By Patricia Lara Salive
El Espectador, Sunday, January 16, 2020
https://www.elespectador.com/opinion/demasiadas-manzanas-podridas-columna-900066
(Translated by Eunice Gibson, CSN Volunteer Translator)
There are so many rotten apples that it’s starting to look as if the rotten part may be a good portion of the Colombian Army, an institution that is so very important for this country.
As was noted in an editorial in El Espectador, referring to the revelations in Semana magazine, “members of the Colombian Army have lied to this country, have illegally intercepted the communications of justices, politicians and journalists, have used tricks to cover their tracks when they were investigated by control agencies, and have made threats to keep from being exposed.”
And the editorial added more discoveries by Semana: they have listened in on the person responsible for the Supreme Court of Justice investigation of Senator Álvaro Uribe; they have passed information obtained illegally on to a member of the governing party; they have made profits using government money; they have murdered ex-combatants like Dimar Torres; they have issued directives that could lead to the return of the false positives which, thanks to the story in The New York Times, they had to retract; they have offered money and carried out lie detector tests trying to locate the apples that aren’t rotten and so talked to the press about the horrifying deals for permits to carry weapons; they have diverted gasoline for their own use, etc. etc. etc. And what has happened? In many cases, as established by La Silla Vacia (The Empty Chair) web site, some of those responsible have been promoted by President Duque.

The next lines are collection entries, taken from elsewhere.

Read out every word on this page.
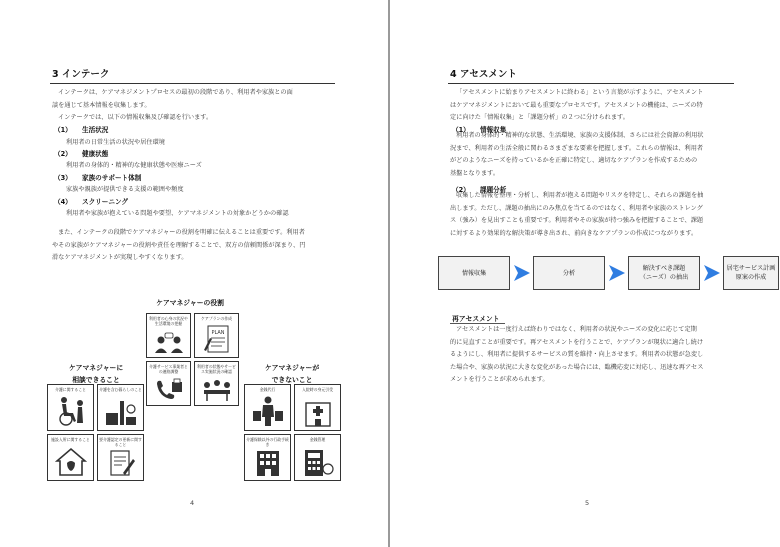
3 インテーク
インテークは、ケアマネジメントプロセスの最初の段階であり、利用者や家族との面
談を通じて基本情報を収集します。
インテークでは、以下の情報収集及び確認を行います。
（1） 生活状況
利用者の日常生活の状況や居住環境
（2） 健康状態
利用者の身体的・精神的な健康状態や医療ニーズ
（3） 家族のサポート体制
家族や親族が提供できる支援の範囲や頻度
（4） スクリーニング
利用者や家族が抱えている問題や要望、ケアマネジメントの対象かどうかの確認
また、インテークの段階でケアマネジャーの役割を明確に伝えることは重要です。利用者
やその家族がケアマネジャーの役割や責任を理解することで、双方の信頼関係が深まり、円
滑なケアマネジメントが実現しやすくなります。
ケアマネジャーの役割
利用者の心身の状況や生活環境の把握
ケアプランの作成
PLAN
介護サービス事業者との連絡調整
利用者の状態やサービス実施状況の確認
ケアマネジャーに
相談できること
介護に関すること	介護を含む暮らしのこと
施設入所に関すること	要介護認定の更新に関すること
ケアマネジャーが
できないこと
金銭代行	入院時の身元引受
介護保険以外の行政手続き
金銭管理
4
4 アセスメント
「アセスメントに始まりアセスメントに終わる」という言葉が示すように、アセスメント
はケアマネジメントにおいて最も重要なプロセスです。アセスメントの機能は、ニーズの特
定に向けた「情報収集」と「課題分析」の２つに分けられます。
（1） 情報収集
利用者の身体的・精神的な状態、生活環境、家族の支援体制、さらには社会資源の利用状
況まで、利用者の生活全般に関わるさまざまな要素を把握します。これらの情報は、利用者
がどのようなニーズを持っているかを正確に特定し、適切なケアプランを作成するための
基盤となります。
（2） 課題分析
収集した情報を整理・分析し、利用者が抱える問題やリスクを特定し、それらの課題を抽
出します。ただし、課題の抽出にのみ焦点を当てるのではなく、利用者や家族のストレング
ス（強み）を見出すことも重要です。利用者やその家族が持つ強みを把握することで、課題
に対するより効果的な解決策が導き出され、前向きなケアプランの作成につながります。
情報収集	分析
解決すべき課題
（ニーズ）の抽出
居宅サービス計画
原案の作成
再アセスメント
アセスメントは一度行えば終わりではなく、利用者の状況やニーズの変化に応じて定期
的に見直すことが重要です。再アセスメントを行うことで、ケアプランが現状に適合し続け
るようにし、利用者に提供するサービスの質を維持・向上させます。利用者の状態が急変し
た場合や、家族の状況に大きな変化があった場合には、臨機応変に対応し、迅速な再アセス
メントを行うことが求められます。
5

But these things still keep happening: on Saturday, an hour before Duque was to arrive in Bojayá, Colonel Darío Fernando Cardona, Commander of the Titán Joint Task Force, sent social leader Leyner Palacios, who has complained that there is connivance in Atrato between certain of the military and members of the Gaitanista Self-Defense Forces of Colombia (AGC), a petition in which he demanded, among other things, that Leyner give him the names of the members of the Armed Forces who had done the conniving and the place where those illegal acts had occurred. And he added that Leyner should identify the communities that, in his view, are confined by the presence of illegal groups in the area.
To file this petition, the Colonel invokes the Constitution, where it says that “every person has the right to present respectful petitions to the authorities”. But how could he do that? What that provision means is that the one who could file a petition would be Leyner, to ask the Colonel why his unit is ineffective in the fight against the AGC. Not to ask Leyner.
Colonel Cardona’s petition is illegal and intimidating, because in the future it will make the people afraid to make complaints. And it is worrisome because he seems to feel very officious and yet supported by his superiors.
What will Duque do with the ineffective Colonel that intimidated a social leader that way, a leader he particularly wants to protect? And what is he going to do about the other soldiers implicated in the crimes uncovered by Semana?
To save his beloved patient, a good doctor will cut out his cancer right away, without leaving one single bad cell inside him. The President can’t wait for the authorities to take years to sentence the guilty ones. At the least indication of corruption or criminality, Duque has to fire the suspects. Because if they feel that he supports them, or if the President pays no attention to the seriousness of what happened, and doesn’t carry out the delicate surgery required, the cancer will metastasize, and his beloved Army and country will collapse.